The current stock market correction however is unique, he writes, with the S&P 500 down 0.5% from its record high, while the Nasdaq is down 5.2% from its recent high. However lots of stocks are down 10-20% since March. "I have characterized the recent selloff as an "internal correction." Scrambling to avoid giving back the fabulous gains from last year's melt-up rally, institutional investors have been rebalancing their portfolios away from high-P/E to low-P/E stocks. They've moved some of their portfolios out of Growth into Value stocks. Stocks with predictable earnings are outperforming the more cyclical ones. Among the losers have been lots of "innocent bystanders" that have been pummeled mostly because they are included in out-of-favor ETFs."

SEC Chair Says Third-Party Examinations Of Advisors Is Creative (Investment News)

The chair of the Securities and Exchange Commission (SEC), Mary Jo White, thinks hiring third-party contractors to review advisors' operations is "creative," reports Mark Schoeff Jr at Investment News. SEC Commissioner Daniel Gallagher first made the suggestion to help beef up advisor regulation. The SEC's resources mean it examines only about 9% of the 11,000 registered investment advisors.

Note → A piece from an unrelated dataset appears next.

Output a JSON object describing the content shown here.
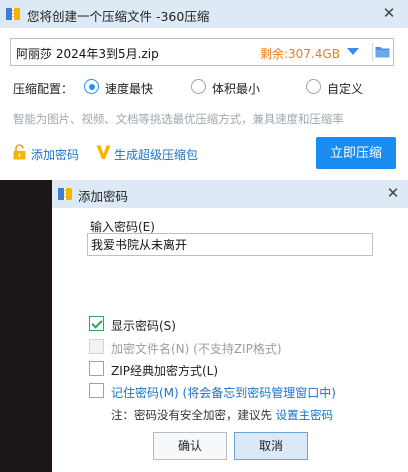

The SEC requested $1.7 billion from Congress for fiscal 2014, that's up $400 million from its current budget.

Estimating Long-Term Market Returns Is Important (Charles Schwab)

It's tempting to try and time the market, and it's also incredibly hard to do. Instead advisors tell clients to focus on their financial goals and their long-term return estimates. "If your return estimates are too optimistic, you run the risk of not being able to retire on time or pay for a child's education," according to Michael E. Lind at Charles Schwab. "If they're too pessimistic, you may needlessly sacrifice some of your current lifestyle by over-saving for retirement."

Lind explains the twofold method that investors can use to calculate long-term estimate. 1. Estimating current risk-free rates, "by directly observing Treasury yields in the marketplace. Because we're estimating returns for a 20-year time horizon, the risk-free rate is measured as the yield of a 20-year U.S. Treasury bond." Of course no investment is ever risk free.

2.Estimating asset-class premiums which in the case of large-cap stocks is the equity risk premium (ERP) - "which measures the relative attractiveness of large-capitalization stocks versus a risk-free bond." The ERP can be measured through "the historical long-term approach or the valuation approach. The former "takes the historical difference in returns between stocks and risk-free bonds and assumes that the future will look like the past," while the latter "relies on fundamental data, such as dividends, earnings, gross domestic product (GDP) growth and valuation levels and then uses well-established financial theory to estimate an ERP."